EPR study on magnetic Zn1−xMnxO

Diluted magnetic semiconductors (DMS), systems formed by replacing cations of the host semiconductor material with transition-metal ions, are developed for further use in spintronics. A good combination as a DMS is Zn1−xMnxO due to the ZnO wide band gap (3.37 eV) and the matching ionic radii of Mn2+ and Zn2+. Using electron paramagnetic resonance we determined the valence of Mn ions in Zn1−xMnxO thin films to be 2+. This is required for explaining the origin of the room temperature ferromagnetism observed in Zn1−xMnxO films.

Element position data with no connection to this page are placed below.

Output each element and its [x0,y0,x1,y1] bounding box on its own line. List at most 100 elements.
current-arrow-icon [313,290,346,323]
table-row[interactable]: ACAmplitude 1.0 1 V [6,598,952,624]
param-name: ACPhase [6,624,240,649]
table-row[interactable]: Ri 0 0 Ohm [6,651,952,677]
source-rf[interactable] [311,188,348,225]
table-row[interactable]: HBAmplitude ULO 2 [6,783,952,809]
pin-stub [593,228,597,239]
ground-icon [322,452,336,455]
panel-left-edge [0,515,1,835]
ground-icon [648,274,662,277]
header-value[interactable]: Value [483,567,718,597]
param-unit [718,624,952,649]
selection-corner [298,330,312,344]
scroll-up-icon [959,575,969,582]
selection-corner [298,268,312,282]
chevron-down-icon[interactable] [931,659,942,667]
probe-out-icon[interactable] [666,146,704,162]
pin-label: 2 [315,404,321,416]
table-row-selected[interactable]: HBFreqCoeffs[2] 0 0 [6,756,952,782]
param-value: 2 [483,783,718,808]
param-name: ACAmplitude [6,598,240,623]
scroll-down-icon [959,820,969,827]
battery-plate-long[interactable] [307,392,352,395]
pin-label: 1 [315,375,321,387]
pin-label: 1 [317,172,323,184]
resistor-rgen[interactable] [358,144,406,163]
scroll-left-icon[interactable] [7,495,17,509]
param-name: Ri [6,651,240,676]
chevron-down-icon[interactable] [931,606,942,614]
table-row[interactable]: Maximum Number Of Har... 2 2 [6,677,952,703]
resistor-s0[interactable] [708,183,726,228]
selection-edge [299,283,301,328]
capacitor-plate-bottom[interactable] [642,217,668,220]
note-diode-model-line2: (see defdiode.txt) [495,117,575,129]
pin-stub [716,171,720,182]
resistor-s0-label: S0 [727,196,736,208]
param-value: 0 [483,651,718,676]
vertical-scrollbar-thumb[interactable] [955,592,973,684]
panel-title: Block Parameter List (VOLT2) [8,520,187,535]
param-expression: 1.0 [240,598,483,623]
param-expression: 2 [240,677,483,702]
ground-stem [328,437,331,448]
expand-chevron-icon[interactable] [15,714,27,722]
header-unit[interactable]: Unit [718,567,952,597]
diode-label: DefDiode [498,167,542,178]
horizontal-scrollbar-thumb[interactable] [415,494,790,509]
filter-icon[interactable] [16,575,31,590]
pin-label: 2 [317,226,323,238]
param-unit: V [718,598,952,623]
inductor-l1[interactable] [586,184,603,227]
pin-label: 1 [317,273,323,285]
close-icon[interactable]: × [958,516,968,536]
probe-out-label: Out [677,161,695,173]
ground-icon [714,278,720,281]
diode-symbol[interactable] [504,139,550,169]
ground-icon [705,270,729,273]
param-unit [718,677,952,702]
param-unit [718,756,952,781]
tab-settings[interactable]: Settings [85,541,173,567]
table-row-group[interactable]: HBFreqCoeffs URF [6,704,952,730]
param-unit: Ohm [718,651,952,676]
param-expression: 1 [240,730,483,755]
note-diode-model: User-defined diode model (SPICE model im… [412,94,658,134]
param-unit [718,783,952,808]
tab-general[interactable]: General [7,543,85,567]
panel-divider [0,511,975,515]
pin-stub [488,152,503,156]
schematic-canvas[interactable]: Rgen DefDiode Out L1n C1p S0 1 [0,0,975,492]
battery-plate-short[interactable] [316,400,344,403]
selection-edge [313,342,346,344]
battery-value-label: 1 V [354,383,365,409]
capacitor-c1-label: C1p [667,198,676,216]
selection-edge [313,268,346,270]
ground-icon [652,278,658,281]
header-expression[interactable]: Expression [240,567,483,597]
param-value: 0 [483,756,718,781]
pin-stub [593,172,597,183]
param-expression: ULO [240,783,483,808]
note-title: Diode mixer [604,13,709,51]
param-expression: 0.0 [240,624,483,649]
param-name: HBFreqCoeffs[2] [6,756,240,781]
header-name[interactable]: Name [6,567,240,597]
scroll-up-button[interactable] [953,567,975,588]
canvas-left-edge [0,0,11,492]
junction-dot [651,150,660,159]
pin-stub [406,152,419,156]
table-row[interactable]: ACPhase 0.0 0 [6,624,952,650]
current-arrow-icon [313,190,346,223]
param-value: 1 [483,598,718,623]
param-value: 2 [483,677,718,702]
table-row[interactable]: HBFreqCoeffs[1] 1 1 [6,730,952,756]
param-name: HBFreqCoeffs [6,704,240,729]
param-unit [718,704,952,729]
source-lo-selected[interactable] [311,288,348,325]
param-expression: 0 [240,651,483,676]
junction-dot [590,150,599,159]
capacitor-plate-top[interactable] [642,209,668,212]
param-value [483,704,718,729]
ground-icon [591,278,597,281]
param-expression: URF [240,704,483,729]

We studied films grown on c-plane sapphire substrates by pulsed laser deposition with the Mn content ranging from x=0.001 to x=0.091 and a single crystal with x=0.035 for comparison. We observed the hyperfine and fine-structure lines of Mn2+ for x=0.001, while for higher Mn contents the fine-structure lines were broadened by dipolar interactions and onto these lines a very broad single line, due to Mn ions in higher local concentrations, was superposed. We modeled the experimental spectra and separated the broad single line from the hyperfine and fine-structure lines. The hyperfine and fine-structure parameters obtained have values characteristic for Zn1−xMnxO lattice sites. We found that the D fine-structure parameter depends on the lattice distortion and Mn content. For example |D| amounts to 675 MHz for a single crystal with x=0.035 and to 757 MHz for a film on c-plane sapphire with x=0.001.